Objective: In this study, we constructed a recombinant Escherichia coli (E. coli) strain to produce hemolytic phospholipase C and optimized the fermentation conditions.
Methods: We screened a high phospholipase C activity strain, Pseudomonas aeruginosa (P. aeruginosa) 41, through yolk borax plate method, and cloned the hemolytic phospholipase C gene (plcH) from it. The plcH was inserted into pET-28a (+) and then obtained the recombinant expression plasmid (pET28a-plcH). We selected the correct recombinant plasmid and transformed it into E. coli BL21 (DE3). Furthermore, we determined the PLC activity and hemolytic activity in positive transformants on yolk borax plate and columbia blood agar plate. Finally, we optimized the fermentation conditions.

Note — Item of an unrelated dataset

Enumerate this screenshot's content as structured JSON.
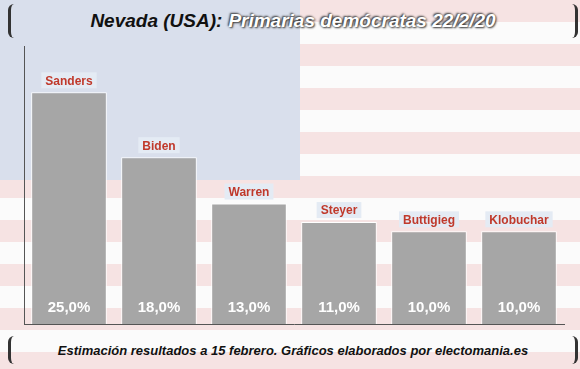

Results: We successfully constructed a recombinant E. coli strain (E. coli BL21 (DE3)/pET28a-plcH) that showed significant phospholipase C activity. Moreover, hemolytic phospholipase C of the recombinant strain showed strong hemolytic activity. The enzyme activity of phospholipase C was 722.9 +/- 0.47 U/mL with 5% of inoculation amount, 200 r/min for 4 hours at temperature of 37, induced by 0.9 mmol/L IPTG for 14 hours.
Conclusion: We constructed a recombinant E. coli strain with high hemolytic phospholipase C activity under optimized fermentation conditions. It is the first time in domestic to successfully clone and express phospholipase C gene from P. aeruginosa in E. coli. These research results are helpful to advance the industrialization and application of phospholipase C.